A retired Episcopal priest and native of Canton, N.C., Dan Matthews owns The Swag, a western North Carolina country inn, with his wife Deener.
A retired Episcopal priest and native of Canton, N.C., Dan Matthews owns The Swag, a western North Carolina country inn, with his wife Deener. His first parishes were in Tennessee’s Cumberland Plateau; his last post was Trinity Church
Wall Street in New York City.
An old split rail chestnut fence built by the Civilian Conservation Corp camps in the 1930s delineates the southeast boundary of Great Smoky Mountains National Park. The rail fence divides the world of the park from the world of private ownership.
The creation of a national park itself was a far-fetched idea during those depression days of the ’30s. It seemed absurd to hundreds of isolated mountain families who were moved out of their homes and forced to sell their land for a national park. Today, however, we revere that same land as holy ground as it straddles the North Carolina and Tennessee border.
In some ways, the rail fence boundary separates the sacred and the secular. On the private side, we can bulldoze, plant, cut, harvest and do most anything we want to with our land. We claim dominion, as Scripture implies, over all we own. However, the moment we cross the park fence we are on holy ground that can’t be touched.
In the Hebrew Scriptures, God commands God’s people to rest on the seventh day. This concept of rest has been twisted in our contemporary world. Today we interpret it to mean take a deep breath so we can work harder next week than we did the past week. That is not the meaning of the Hebrew celebration of Sabbath. Holy rest in the Jewish tradition is a time when all creation is honored and allowed to be undisturbed in its uniqueness just as it was created. For six days we are given permission, in the Biblical tradition, to plow, to plant, to cultivate and to cook, but on the seventh day, we are to cease any form of exploitation so that our human order may recognize its connection to and interdependence with the rest of creation.
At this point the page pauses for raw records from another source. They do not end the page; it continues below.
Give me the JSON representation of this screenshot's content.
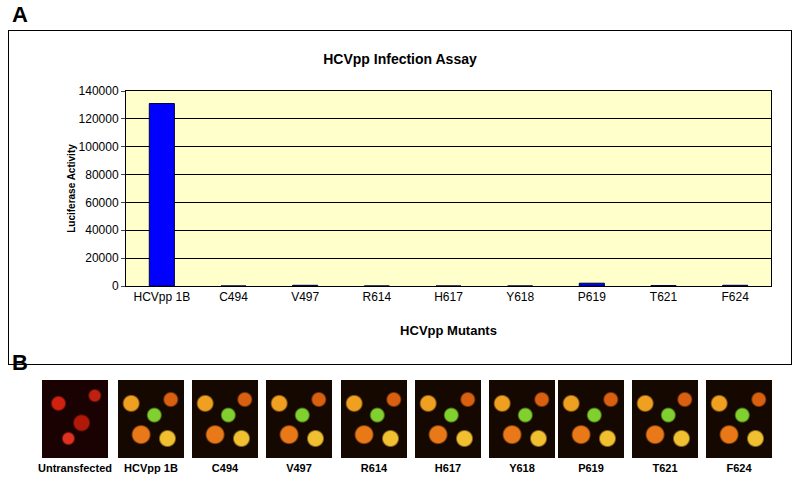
{
  "chart_data": {
    "type": "bar",
    "title": "HCVpp Infection Assay",
    "x_label": "HCVpp Mutants",
    "y_label": "Luciferase Activity",
    "categories": [
      "HCVpp 1B",
      "C494",
      "V497",
      "R614",
      "H617",
      "Y618",
      "P619",
      "T621",
      "F624"
    ],
    "values": [
      131000,
      0,
      500,
      0,
      0,
      0,
      2000,
      300,
      500
    ],
    "color": "#0000ff",
    "ylim": [
      0,
      140000
    ],
    "yticks": [
      0,
      20000,
      40000,
      60000,
      80000,
      100000,
      120000,
      140000
    ],
    "grid": true
  },
  "panel_labels": [
    "A",
    "B"
  ],
  "image_strip": {
    "captions": [
      "Untransfected",
      "HCVpp 1B",
      "C494",
      "V497",
      "R614",
      "H617",
      "Y618",
      "P619",
      "T621",
      "F624"
    ]
  }
}
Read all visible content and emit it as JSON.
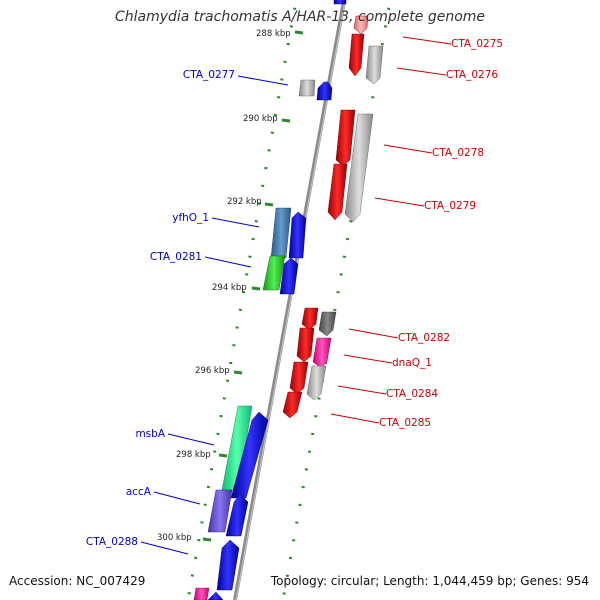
{
  "title": "Chlamydia trachomatis A/HAR-13, complete genome",
  "accession_text": "Accession: NC_007429",
  "stats_text": "Topology: circular; Length: 1,044,459 bp; Genes: 954",
  "colors": {
    "backbone": "#8a8a8a",
    "dots": "#2a8a2a",
    "label_left": "#0000cc",
    "label_right": "#cc0000"
  },
  "ticks": [
    "288 kbp",
    "290 kbp",
    "292 kbp",
    "294 kbp",
    "296 kbp",
    "298 kbp",
    "300 kbp"
  ],
  "genes_left": [
    "CTA_0277",
    "yfhO_1",
    "CTA_0281",
    "msbA",
    "accA",
    "CTA_0288"
  ],
  "genes_right": [
    "CTA_0275",
    "CTA_0276",
    "CTA_0278",
    "CTA_0279",
    "CTA_0282",
    "dnaQ_1",
    "CTA_0284",
    "CTA_0285"
  ]
}
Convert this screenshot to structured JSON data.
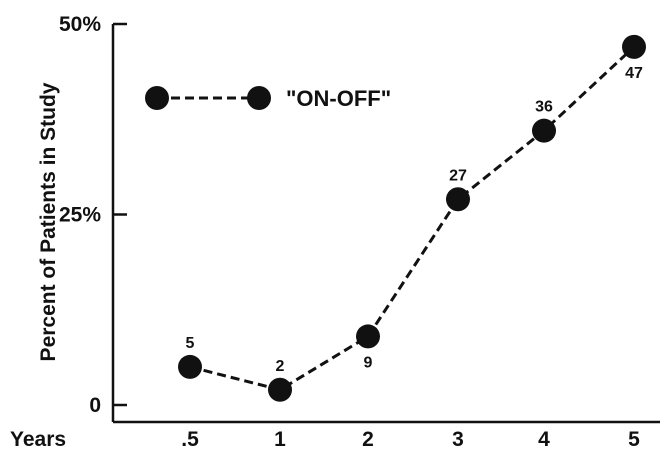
{
  "chart_data": {
    "type": "line",
    "title": "",
    "xlabel": "Years",
    "ylabel": "Percent of Patients in Study",
    "categories": [
      ".5",
      "1",
      "2",
      "3",
      "4",
      "5"
    ],
    "series": [
      {
        "name": "\"ON-OFF\"",
        "values": [
          5,
          2,
          9,
          27,
          36,
          47
        ],
        "data_labels": [
          "5",
          "2",
          "9",
          "27",
          "36",
          "47"
        ],
        "line_style": "dashed",
        "marker": "filled-circle",
        "color": "#111111"
      }
    ],
    "yticks": [
      {
        "value": 0,
        "label": "0"
      },
      {
        "value": 25,
        "label": "25%"
      },
      {
        "value": 50,
        "label": "50%"
      }
    ],
    "ylim": [
      0,
      50
    ],
    "grid": false,
    "legend_position": "top-left"
  }
}
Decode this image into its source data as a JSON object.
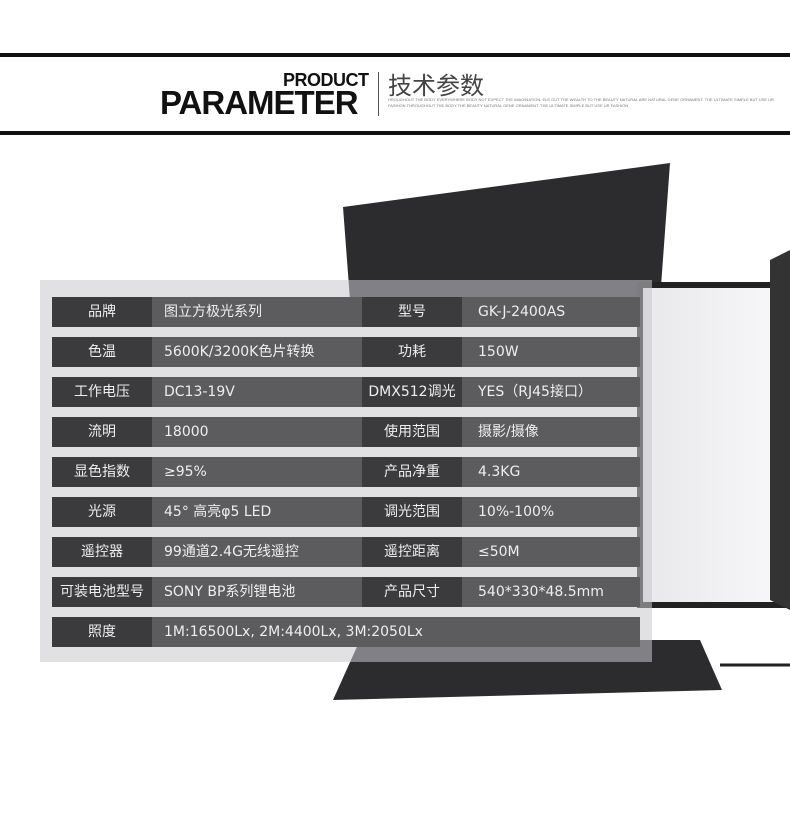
{
  "header": {
    "title_en_small": "PRODUCT",
    "title_en_large": "PARAMETER",
    "title_cn": "技术参数",
    "tagline": "HROUGHOUT THE BODY EVERYWHERE BODY NOT EXPECT THE IMAGINATION. ELE GUT THE WEALTH TO THE BEAUTY NATURAL ARE NATURAL GENE ORNAMENT. THE ULTIMATE SIMPLE BUT USE UR FASHION THROUGHOUT THE BODY THE BEAUTY NATURAL GENE ORNAMENT. THE ULTIMATE SIMPLE BUT USE UR FASHION"
  },
  "specs": [
    {
      "label": "品牌",
      "value": "图立方极光系列",
      "label2": "型号",
      "value2": "GK-J-2400AS"
    },
    {
      "label": "色温",
      "value": "5600K/3200K色片转换",
      "label2": "功耗",
      "value2": "150W"
    },
    {
      "label": "工作电压",
      "value": "DC13-19V",
      "label2": "DMX512调光",
      "value2": "YES（RJ45接口）"
    },
    {
      "label": "流明",
      "value": "18000",
      "label2": "使用范围",
      "value2": "摄影/摄像"
    },
    {
      "label": "显色指数",
      "value": "≥95%",
      "label2": "产品净重",
      "value2": "4.3KG"
    },
    {
      "label": "光源",
      "value": "45° 高亮φ5 LED",
      "label2": "调光范围",
      "value2": "10%-100%"
    },
    {
      "label": "遥控器",
      "value": "99通道2.4G无线遥控",
      "label2": "遥控距离",
      "value2": "≤50M"
    },
    {
      "label": "可装电池型号",
      "value": "SONY BP系列锂电池",
      "label2": "产品尺寸",
      "value2": "540*330*48.5mm"
    },
    {
      "label": "照度",
      "value": "1M:16500Lx, 2M:4400Lx,  3M:2050Lx"
    }
  ]
}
It is a strange and unusual idea that is almost lost on modern civilization except as we ecologically rediscover this planet earth, our island home. As the world begins to appreciate the fragile nature of where we live, the concept of Sabbath as holy day, the reverence for the holy ground, grows in importance and slowly begins to become a part of our common sense.
The Hebrew people knew that the corn had a right to be corn one day a week, that water had a right to be water one day a week. This weekly ritual is an essential part of getting a glimpse into what Jewish theology calls messianic time – the vision of peace when every part of creation would be respected and have its proper place and meaning. In a world dominated by consumerism and an abundance of stuff, we find ourselves suffocating under the passion that we can’t get enough of what we don’t need.
Walking into the park makes me feel as if I am inside a great cathedral or temple or mosque. It is truly a world of abundance. It is holy ground. Its walls are a broken-down, 70-year-old rail fence, but those hand-split chestnut rails divide the Sabbath and secular. Honoring our sacred earth resounds deeply with our Blue Ridge mountain folkways. It bespeaks the reverence for the earth which is so central to our future.